Certains professeurs de droit sont irrités par cette situation et indiquent que le standard peu recommandable «Enron» est devenu la norme. Par exemple, afin d'embellir leurs statistiques, plusieurs facultés de droit sont accusées d'engager leurs propres étudiants (parfois à temps partiel) à la fin du délai dans lequel un étudiant doit avoir trouvé un emploi pour rapporter des «points» à son université. Ou encore, les résultats sont biaisés, car les diplômés ayant décroché un poste bien rémunéré répondent plus volontiers aux questionnaires que ceux qui travaillent pour 9 dollars de l'heure chez Radio Shack (pour reprendre l'exemple du New York Times). Or, les personnes qui ne répondent pas aux questionnaires sont invisibles dans les statistiques, mis à part qu'elles réduisent le taux de réponses obtenues dans l'étude en question. Une telle manipulation des statistiques est endémique, car la richesse des facultés de droit augmente ou chute en fonction des classements. Non seulement les coûts de réputation et les sommes en jeu sont gigantesques, mais, en plus, les facultés de droit sont de véritables vaches à lait, qui permettent de financer d'autres facultés qui fonctionnent à perte.

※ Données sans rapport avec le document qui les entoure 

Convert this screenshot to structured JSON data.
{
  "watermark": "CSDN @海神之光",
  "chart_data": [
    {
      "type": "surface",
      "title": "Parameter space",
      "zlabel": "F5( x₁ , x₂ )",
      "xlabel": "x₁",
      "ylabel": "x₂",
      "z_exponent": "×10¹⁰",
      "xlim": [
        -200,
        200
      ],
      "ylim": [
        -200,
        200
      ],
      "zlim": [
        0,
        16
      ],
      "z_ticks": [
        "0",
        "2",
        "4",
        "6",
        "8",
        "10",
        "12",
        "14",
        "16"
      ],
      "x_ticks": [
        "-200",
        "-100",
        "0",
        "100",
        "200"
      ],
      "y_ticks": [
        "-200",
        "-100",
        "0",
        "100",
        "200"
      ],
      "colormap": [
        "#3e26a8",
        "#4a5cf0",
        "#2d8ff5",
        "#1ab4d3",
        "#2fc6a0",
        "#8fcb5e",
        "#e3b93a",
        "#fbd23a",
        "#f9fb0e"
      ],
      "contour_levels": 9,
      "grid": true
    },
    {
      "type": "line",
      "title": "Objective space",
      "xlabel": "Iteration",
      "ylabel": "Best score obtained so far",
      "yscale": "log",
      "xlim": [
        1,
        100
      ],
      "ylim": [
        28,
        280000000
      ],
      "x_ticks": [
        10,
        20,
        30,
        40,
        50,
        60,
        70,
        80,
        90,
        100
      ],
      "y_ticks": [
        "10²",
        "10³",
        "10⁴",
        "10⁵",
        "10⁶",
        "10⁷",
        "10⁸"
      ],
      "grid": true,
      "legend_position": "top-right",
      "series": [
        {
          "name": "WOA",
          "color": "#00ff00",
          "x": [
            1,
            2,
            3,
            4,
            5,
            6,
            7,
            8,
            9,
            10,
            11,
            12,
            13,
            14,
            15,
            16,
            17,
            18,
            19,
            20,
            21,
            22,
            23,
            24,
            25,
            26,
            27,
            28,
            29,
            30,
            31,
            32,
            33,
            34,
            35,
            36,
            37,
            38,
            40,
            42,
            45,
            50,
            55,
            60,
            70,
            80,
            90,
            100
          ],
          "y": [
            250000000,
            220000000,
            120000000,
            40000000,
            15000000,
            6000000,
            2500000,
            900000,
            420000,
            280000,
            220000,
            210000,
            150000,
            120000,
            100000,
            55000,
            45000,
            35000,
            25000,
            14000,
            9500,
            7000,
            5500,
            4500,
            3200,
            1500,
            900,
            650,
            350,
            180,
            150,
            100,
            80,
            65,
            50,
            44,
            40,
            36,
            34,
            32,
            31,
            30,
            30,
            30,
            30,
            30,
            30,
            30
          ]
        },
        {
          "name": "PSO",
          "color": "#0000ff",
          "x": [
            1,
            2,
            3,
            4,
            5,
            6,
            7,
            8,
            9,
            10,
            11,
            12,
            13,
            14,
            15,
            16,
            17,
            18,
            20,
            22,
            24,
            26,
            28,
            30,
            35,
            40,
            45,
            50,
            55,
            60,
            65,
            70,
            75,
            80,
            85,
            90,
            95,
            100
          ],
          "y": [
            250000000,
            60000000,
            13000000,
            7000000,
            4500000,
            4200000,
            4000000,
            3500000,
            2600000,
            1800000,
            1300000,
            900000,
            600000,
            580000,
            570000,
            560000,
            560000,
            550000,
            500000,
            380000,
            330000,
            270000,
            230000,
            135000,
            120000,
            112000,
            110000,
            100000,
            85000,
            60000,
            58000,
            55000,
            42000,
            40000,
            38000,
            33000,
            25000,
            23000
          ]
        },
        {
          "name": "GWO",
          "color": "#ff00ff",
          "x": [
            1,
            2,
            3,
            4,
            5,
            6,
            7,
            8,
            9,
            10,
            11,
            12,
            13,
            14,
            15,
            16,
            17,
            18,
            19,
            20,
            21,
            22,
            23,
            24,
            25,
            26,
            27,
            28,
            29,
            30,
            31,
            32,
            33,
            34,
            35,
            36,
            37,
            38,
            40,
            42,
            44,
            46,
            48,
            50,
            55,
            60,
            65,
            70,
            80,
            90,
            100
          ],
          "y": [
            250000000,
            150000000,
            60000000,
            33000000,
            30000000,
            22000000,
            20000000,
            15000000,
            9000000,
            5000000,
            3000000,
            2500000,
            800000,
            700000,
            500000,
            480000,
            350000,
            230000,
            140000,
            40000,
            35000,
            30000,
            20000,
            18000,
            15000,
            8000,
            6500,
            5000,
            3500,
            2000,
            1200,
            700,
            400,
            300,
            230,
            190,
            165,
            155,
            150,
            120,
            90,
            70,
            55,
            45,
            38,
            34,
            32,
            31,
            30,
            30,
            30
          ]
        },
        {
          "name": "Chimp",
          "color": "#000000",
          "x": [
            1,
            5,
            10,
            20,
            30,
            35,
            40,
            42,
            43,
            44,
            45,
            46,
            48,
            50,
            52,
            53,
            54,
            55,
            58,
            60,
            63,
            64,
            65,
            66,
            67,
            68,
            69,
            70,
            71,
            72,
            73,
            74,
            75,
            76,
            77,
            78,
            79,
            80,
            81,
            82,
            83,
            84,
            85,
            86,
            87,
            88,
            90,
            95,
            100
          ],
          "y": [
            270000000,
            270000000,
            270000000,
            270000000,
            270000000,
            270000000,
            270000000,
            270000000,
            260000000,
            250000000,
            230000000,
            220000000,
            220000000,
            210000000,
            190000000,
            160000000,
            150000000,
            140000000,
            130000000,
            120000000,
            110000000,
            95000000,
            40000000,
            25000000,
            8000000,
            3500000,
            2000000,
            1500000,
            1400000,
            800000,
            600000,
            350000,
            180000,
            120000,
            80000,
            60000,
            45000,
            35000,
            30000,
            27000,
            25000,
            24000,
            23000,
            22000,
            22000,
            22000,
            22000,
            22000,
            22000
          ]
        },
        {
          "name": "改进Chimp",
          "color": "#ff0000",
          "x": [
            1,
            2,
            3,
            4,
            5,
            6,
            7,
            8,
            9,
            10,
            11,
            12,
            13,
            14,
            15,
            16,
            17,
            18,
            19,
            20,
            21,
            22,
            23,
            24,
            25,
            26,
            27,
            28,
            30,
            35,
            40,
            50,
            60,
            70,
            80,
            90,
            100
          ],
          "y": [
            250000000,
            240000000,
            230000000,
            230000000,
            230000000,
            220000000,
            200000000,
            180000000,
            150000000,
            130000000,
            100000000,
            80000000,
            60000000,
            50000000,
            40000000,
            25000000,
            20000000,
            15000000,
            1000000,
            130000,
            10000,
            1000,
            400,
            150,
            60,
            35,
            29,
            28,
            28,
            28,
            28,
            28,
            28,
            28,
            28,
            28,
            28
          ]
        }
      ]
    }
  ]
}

Des études récentes ont toutefois démontré que les candidats ne sont pas dupes et qu'ils connaissent bien la réalité du marché. Mais alors, pourquoi est-ce que les requêtes d'inscription ne cessent de croître? Premièrement, beaucoup d'étudiants semblent attirés par le prestige du diplôme. Et d'autres indiquent également que seule la stratégie la plus risquée rapporte le plus.
Selon certains professeurs, il n'en demeure pas moins que l'université a un devoir moral de leur dire la vérité. Plusieurs options sont envisagées par l'American Bar Association. Par exemple, comme pour les paquets de cigarettes, les candidats seraient obligés de lire un avertissement selon lequel «les taxes d'immatriculation sont très élevées dans une faculté de droit et voici le montant que vous devrez payer. Le marché du travail est incertain et vous devrez réfléchir avec soin si vous voulez entreprendre de telles études.» (Traduction libre). Ou une autre approche serait de limiter le nombre d'étudiants par classes ou le nombre de nouvelles facultés. Mais une telle solution serait problématique sous l'angle du droit des cartels.
Le problème de l'endettement des étudiants n'est pas sans rappeler la crise des «subprime mortgages», où des Américains ont acheté des maisons qu'ils ne pouvaient se permettre. En revanche, les banques manquent de moyens de pression contre les diplômés endettés, car ceux-ci n'ont pas de propriété qui puisse être réalisée. Il est probable que les banques modifient leur pratique à l'avenir et qu'elle exigent une garantie personnelle. Car, de nombreuses familles ne peuvent offrir de telles garanties pour leurs enfants, ce qui aurait pour conséquence d'aggraver les inégalités dans l'accès à l'éducation. La situation est d'autant plus problématique que le droit à l'éducation n'est pas reconnu par la Constitution (fédérale) des Etats-Unis. Certes, la totalité des 50 Etats fédérés reconnaissent ce droit fondamental dans leur propre Constitution, mais les contours précis de ce droit fera encore l'objet de controverses tant que la Constitution fédérale n'aura pas été amendée. Et le combat n'est pas gagné d'avance.
Fabrice Robert-Tissot, docteur en droit et avocat, il fait un séjour de recherche postdoctorale et un LL.M. à l'Université de Columbia, à New York.